His words hit me deeper than I’ll show. He wants me gone. Truly. To heed his warning and leave before I disrupt the financial progress of the town. But I can’t for the life of me see how me being here will disrupt anything. And as easy as it would be to pack my things and head back to Durham, I can’t leave. Not until I’m able to accomplish what I came here to do. To find peace. To face the past I’ve kept locked away for so long.

A pressure builds in my throat. “I didn’t do anything wrong, Deputy Tanner.”

“No, not yet. But you are a reminder of the hell your father rained down on this town. You should know, the talk hasn’t died just because your father has. We’re in a better place here now,” he says, straightening his stance. “Everyone is.”

The way he says everyone triggers erratic thoughts to spiral through me, winding and weaving through my chest. I get the feeling he means Jaxon is in a better place without me. And that fucking hurts.

While Jaxon and I kept our affection for one another on the down low, it was hard to hide from those we were closest to. No one approved. For so many reasons—our age difference and my father’s bad reputation, to name two.

Crossing my arms over my chest, I take in a deep breath. “Well, everyone is just going to have to get over it.
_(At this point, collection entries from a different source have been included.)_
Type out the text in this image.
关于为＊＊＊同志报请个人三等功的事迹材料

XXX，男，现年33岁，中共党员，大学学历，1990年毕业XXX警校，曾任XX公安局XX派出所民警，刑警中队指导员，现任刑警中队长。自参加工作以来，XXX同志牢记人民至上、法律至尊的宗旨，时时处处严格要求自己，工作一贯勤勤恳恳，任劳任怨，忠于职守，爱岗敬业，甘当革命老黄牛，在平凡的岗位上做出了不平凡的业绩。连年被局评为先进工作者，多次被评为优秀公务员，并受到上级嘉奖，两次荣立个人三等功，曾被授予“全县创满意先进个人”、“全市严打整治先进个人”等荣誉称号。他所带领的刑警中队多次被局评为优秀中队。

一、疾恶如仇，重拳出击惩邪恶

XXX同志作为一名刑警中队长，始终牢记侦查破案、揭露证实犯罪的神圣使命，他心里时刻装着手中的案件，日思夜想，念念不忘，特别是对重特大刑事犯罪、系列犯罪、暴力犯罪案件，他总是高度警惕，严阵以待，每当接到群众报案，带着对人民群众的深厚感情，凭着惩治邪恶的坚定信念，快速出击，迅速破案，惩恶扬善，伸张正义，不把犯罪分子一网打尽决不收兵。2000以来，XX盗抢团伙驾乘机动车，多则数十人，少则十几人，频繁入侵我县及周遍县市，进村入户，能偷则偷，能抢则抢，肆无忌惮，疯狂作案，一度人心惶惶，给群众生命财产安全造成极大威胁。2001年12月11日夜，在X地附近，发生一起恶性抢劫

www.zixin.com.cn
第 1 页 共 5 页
I’m here. My dad’s cottage is mine now. And I won’t be driven away by a bunch of Balsam Grove assholes who feel the need to bully me out of town.”

Tanner dips down, lowering his face so his nose is almost touching mine. I flinch in surprise but hold my ground.

“I wish you would reconsider. I’ll be watching you, sweetie. Every wrong turn, every establishment you step into, every acquaintance you make. I’ll be watching that fiancé of yours, too.”

I chuckle, feeling the opposite of amused. “You’re going to spy on me, Deputy Tanner? I can’t imagine that’s legal, not even in Balsam Grove.”

His lip curls upward. “Don’t say I didn’t warn you.”

I walk toward the exit, my entire body radiating an uncontrollable heat. I need to get out of here before I say something I’ll regret. I reach the door and wrap my hand around the cold metal knob, squeezing it beneath my palm. I turn it and take my first step out the door.

“Hey, Aurora.” Tanner’s voice crawls over my skin like a swarm of ants. I freeze and turn, meeting his cold-as-ice smile with an expressionless one of my own.

“Welcome back to Balsam Grove.” He winks. “Be careful out there.”